Deflation - ein Rückgang des Preisniveaus - war im Rahmen des Silbermünzstandards jedoch ebenso wahrscheinlich. Wuchs die Bevölkerung schneller als das Silberangebot, musste der Silberpreis zwangsläufig steigen, d. h. es kam zur allgemeinen Deflation der Verbraucherpreise.
Inflationäre Zeiten in der Ära der mittelalterlichen Silbermünzen können also durch das komplexe Zusammenwirken von natürlicher Abnutzung und offiziellen Entwertungen erklärt werden. Deren Folgen wurden von Zeit zu Zeit durch eine allgemeine Münzneuprägung ausgeglichen, die den alten Standard wiederherstellen sollte. Zudem beeinflussten fundamentale Änderungen am zugrundeliegenden Silbermarkt die Entwicklung des vorherrschenden Preisniveaus.
Zu den höchsten Inflationsraten kam es, wenn all diese Faktoren gleichzeitig in die selbe Richtung wirkten. Wenn beispielsweise eine neue Abbautechnik plötzlich tieferliegende Silbervorkommen zugänglich machte und der herrschende Monarch gleichzeitig den Standardgehalt der Münzen verringerte, um einen Krieg zu finanzieren, dann führte das in Kombination mit der ohnehin auftretenden Abnutzung zu rasanten Preisanstiegen.
Die Ära der metallgedeckten Banknoten
Die Banker fanden jedoch schon früh heraus, wie man aus Papier Geld machen konnte. Das sollte die Beschaffenheit der Inflation grundlegend ändern.

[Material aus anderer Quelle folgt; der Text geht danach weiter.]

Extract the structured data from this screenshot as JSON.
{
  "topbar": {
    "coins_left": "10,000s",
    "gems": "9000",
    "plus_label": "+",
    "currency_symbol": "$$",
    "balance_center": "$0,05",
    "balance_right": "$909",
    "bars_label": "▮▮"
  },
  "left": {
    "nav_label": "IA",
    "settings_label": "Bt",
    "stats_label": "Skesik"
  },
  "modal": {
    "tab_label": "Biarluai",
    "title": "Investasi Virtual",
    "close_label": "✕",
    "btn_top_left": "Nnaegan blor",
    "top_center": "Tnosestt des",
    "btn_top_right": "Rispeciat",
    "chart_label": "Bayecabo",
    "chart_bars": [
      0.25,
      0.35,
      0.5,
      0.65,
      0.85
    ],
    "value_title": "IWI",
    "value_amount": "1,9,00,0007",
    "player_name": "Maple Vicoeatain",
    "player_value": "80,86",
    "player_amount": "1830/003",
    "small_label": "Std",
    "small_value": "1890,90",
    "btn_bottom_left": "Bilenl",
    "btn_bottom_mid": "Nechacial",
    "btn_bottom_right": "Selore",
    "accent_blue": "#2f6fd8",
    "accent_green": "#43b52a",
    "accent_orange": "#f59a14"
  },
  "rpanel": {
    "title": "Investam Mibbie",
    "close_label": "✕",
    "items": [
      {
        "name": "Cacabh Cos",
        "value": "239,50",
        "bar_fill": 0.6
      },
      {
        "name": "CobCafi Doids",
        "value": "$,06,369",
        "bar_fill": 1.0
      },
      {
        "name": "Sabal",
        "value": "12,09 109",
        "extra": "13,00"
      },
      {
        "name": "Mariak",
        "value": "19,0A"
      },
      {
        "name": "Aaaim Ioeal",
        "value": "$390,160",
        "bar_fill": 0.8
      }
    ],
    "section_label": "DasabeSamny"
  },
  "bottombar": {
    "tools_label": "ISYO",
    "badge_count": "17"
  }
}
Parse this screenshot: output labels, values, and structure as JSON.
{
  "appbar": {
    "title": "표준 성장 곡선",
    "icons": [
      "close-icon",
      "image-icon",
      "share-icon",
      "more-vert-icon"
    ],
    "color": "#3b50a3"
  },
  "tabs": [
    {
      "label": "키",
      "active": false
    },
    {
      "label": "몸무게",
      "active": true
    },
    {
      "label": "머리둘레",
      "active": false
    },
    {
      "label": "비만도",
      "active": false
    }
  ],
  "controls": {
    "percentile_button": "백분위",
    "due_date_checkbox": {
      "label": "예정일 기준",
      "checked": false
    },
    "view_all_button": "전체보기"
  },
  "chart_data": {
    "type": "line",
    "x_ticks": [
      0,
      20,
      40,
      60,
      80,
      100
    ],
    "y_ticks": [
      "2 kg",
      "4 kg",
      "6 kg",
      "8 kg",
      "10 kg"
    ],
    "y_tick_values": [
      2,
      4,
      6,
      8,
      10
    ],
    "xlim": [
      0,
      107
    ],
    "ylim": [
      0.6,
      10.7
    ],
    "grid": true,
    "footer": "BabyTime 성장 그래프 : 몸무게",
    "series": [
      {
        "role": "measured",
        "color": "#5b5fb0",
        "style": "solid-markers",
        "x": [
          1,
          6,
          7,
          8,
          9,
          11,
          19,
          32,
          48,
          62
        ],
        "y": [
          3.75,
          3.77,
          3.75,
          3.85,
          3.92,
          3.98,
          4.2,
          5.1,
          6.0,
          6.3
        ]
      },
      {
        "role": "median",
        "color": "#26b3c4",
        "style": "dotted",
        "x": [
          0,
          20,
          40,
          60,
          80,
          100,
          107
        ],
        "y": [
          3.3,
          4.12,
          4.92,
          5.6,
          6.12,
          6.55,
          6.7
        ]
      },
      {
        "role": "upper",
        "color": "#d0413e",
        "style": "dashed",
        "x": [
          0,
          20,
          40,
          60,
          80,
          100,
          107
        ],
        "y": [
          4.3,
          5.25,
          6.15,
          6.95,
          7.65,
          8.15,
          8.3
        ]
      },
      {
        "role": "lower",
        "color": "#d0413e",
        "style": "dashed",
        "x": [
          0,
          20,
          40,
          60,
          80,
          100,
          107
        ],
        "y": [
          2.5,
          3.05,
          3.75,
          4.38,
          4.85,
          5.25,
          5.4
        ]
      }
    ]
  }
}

So lange die Banker garantierten, dass die von ihnen herausgegebenen Scheine in vollem Umfang in den zugrundeliegenden Rohstoff zurückgetauscht werden konnten, hatten die Banknoten keinerlei Einfluss auf das allgemeine Preisniveau des jeweiligen Wirtschaftsraums. Änderungen bezüglich der Qualität und der Art der Münzen sowie die Angebotsschwankungen des physischen Silbermarktes brachten jedoch weiterhin eine gewisse Inflation mit sich.
Es lohnt sich, diesen Punkt einer genaueren Betrachtung zu unterziehen. Inflation entsteht, wenn die Menschen im Verhältnis zur Nachfrage zu viel Geld in ihren Taschen haben. Dieses Geld wird zur quasi zur heißen Kartoffel - niemand will den zusätzlichen 100-$-Schein oder die zusätzlichen Silbermünzen behalten. Händler A will das Geld nicht sparen und gibt es im Laden von Händler B aus, der damit wiederum bei Händler C einkauft usw. Jede Transaktion in dieser Kette lässt die Preise kaum merklich steigen. Dieser Prozess endet erst, wenn das allgemeine Preisniveau so weit gestiegen ist, dass der 100-$-Schein oder die Silbermünze nicht mehr unerwünscht ist und irgendwo zur Ruhe kommt.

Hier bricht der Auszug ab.